Embryo: A Defense of Human Life by Robert George and Christopher Tollefsen will almost certainly make my top 15 books of 2008 list. The book offers a comprehensive and studied approach to embryo ethics, answering critics and potential objections to the arguments advanced in a logical style you’ll recognize if you’ve done much reading in philosophy.
George (Princeton) and Tollefsen (University of South Carolina) discuss questions of when life scientifically begins, whether or not “personhood” is conveyed immediately or at some arbitrary point post-conception, and who should be in charge of making ethical decisions at taxpayer expense, without using religious supports. That decision is interesting first because it in no way diminishes the arguments made in the book (which are quite strong and well defended), but also because critics of pro-life positions often dismiss such ideas out of hand as being purely religious and therefore not worthy of discussion. George and Tollefson do an excellent job in this volume of engaging in a critical debate using widely accepted terms and easily defensible scientific conclusions, inviting their critics to respond with reason.

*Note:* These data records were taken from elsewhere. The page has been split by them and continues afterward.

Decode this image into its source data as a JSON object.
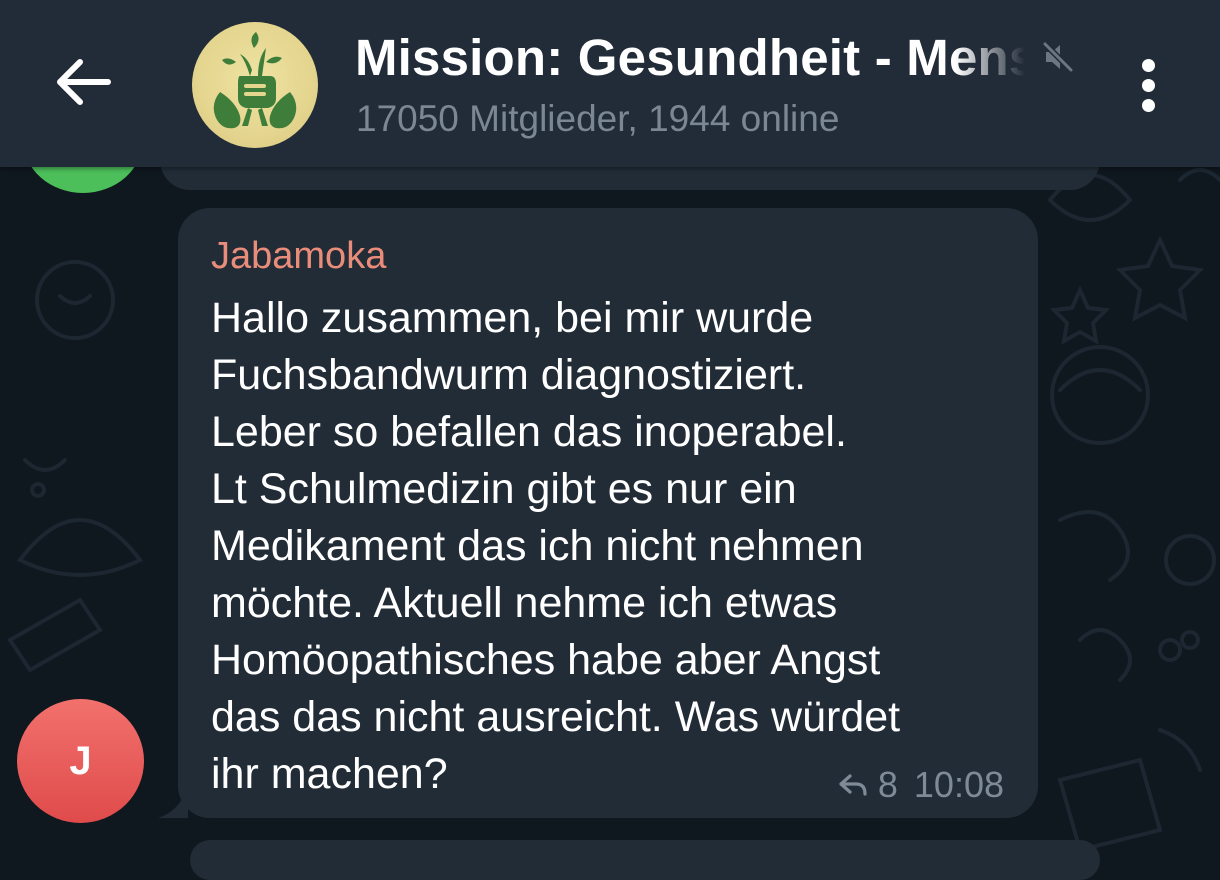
{
  "header": {
    "back_icon": "arrow-left-icon",
    "title": "Mission: Gesundheit - Mens",
    "muted_icon": "speaker-muted-icon",
    "subtitle": "17050 Mitglieder, 1944 online",
    "menu_icon": "more-vertical-icon"
  },
  "message": {
    "sender": "Jabamoka",
    "sender_color": "#e98d7a",
    "text": "Hallo zusammen,  bei mir wurde\nFuchsbandwurm diagnostiziert.\nLeber so befallen das inoperabel.\nLt Schulmedizin gibt es nur ein\nMedikament das ich nicht nehmen\nmöchte.  Aktuell nehme ich etwas\nHomöopathisches habe aber Angst\ndas das nicht ausreicht.  Was würdet\nihr machen?",
    "reply_icon": "reply-arrow-icon",
    "reply_count": "8",
    "time": "10:08",
    "avatar_initial": "J"
  },
  "colors": {
    "header_bg": "#222c38",
    "chat_bg": "#0f171f",
    "bubble_bg": "#222c37",
    "avatar_red": "#e55353",
    "avatar_green": "#4cbe5a"
  }
}
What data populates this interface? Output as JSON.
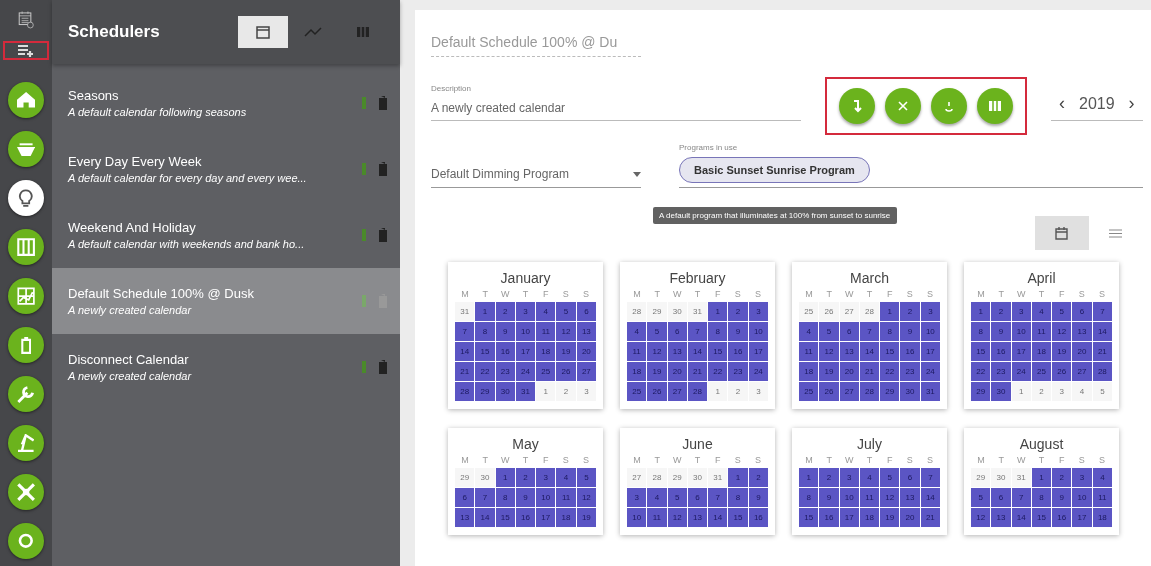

Although the book specifically addresses the need for ethics in embryology in the contexts of stem cell research and what to do with cryogenically frozen embryos left over from IVF procedures, the arguments obviously carry over into the areas of abortion and certain birth control methods. The conclusions a reader reaches about any of these controversial topics will vary, but I think an open-minded reading of “Embryo” will serve to deepen your understanding and give you food for thought even if it doesn’t change your mind.